Em 1979 ocorreu a remoção para a intermediária de Paranaguá. Cidade litorânea, com raízes da família Maron. No início foi difícil sem trabalhar na APAE por ser escola municipal sem convênio com o estado. Fui locada na inspetoria de ensino. Depois de alguns meses apareceu pessoa com filho surdo pedindo sua matrícula, e o reconheci como meu ex-aluno em Irati. Tratei de achar uma sala disponível em escola estadual e montei uma classe especial. Aí foi o começo do atendimento de crianças surdas em Paranaguá. Tivemos de montar mais uma classe já que o número de crianças foi aumentando. Atualmente tem uma escola só para elas. Em Paranaguá realizei meu sonho, desfilei em escola de samba. Na ala das baianas assustei quem assistia ao desfile, sem acreditar que a mulher do juiz desfilava na avenida. Não só eu como meus três filhos, em alas separadas. Quebramos o tabu de quem desfilava era só periferia. Cartolas de prata. No ano seguinte a escola explodiu com componentes de todas as camadas sociais, juntando-se a nós e brincando o melhor carnaval com alegria, respeito e admiração. Muitos carnavais desfilamos e ganhamos. Nessa terra nossas filhas desfrutaram da adolescência sadia, comemorando os quinze anos, com direito a festa de debutantes. São as boas lembranças que jamais esquecemos apesar das dificuldades enfrentadas. Vivemos intensamente os momentos que a vida nos ofereceu. Muito recebemos, porém muito fizemos por onde passamos, aprendemos a viver em diferentes regiões do nosso Paraná, nos deram mais do que poderíamos retribuir em consideração, carinho e atenção. O tempo passa muito rápido. O tempo é o agora. Quem não sabe viver o presente, perde os encantos do saber viver.

Aqui em Curitiba também dei minha contribuição trabalhando na Escola Epheta para Surdos, e fui tesoureira da Acese – Associação dos Colaboradores da Escola para Surdos Epheta. Participamos de muitas campanhas e promoções. Ajudei a fundar a Associação de Pais e Professores do Instituto de Recuperação de Surdos e Mudos do Paraná, hoje Escola para Surdos Alcindo Fanaya Júnior, da qual fui eleita a primeira presidente. Também integrei o Clube Soroptimista Internacional Curitiba Batel, e exerci a presidência.

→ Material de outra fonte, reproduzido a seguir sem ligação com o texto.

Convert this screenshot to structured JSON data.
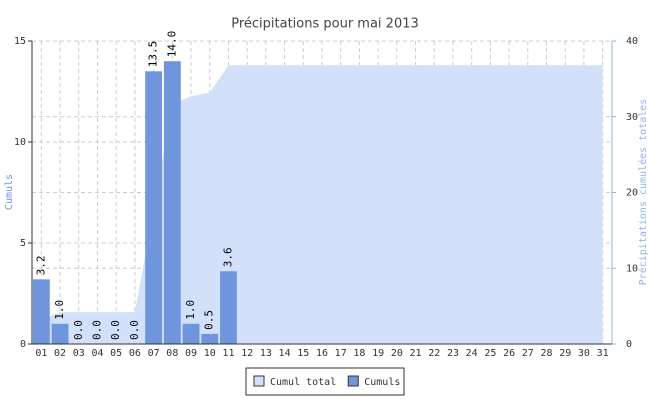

Hoje posso me considerar uma pessoa realizada ao lado do meu marido. Amigos cultivei e os tenho até hoje, plantei árvores, construí escolas. Temos filhos maravilhosos e netos lindos. E estou participando da História do Judiciário Paranaense. Recordar é viver ! Viver é sentir saudades ! A saudade é a nossa história.”

Assim finaliza a professora Iara D’Albuquerque Maron com incontida emoção.

Arrematando, cabe realçar que a filha Karla – pedagoga – seguiu a carreira da mãe.  E a filha Margarida – Assessora Jurídica – e o filho Tufi Maron Neto – Advogado –, operadores do direito, foram influenciados pelo pai.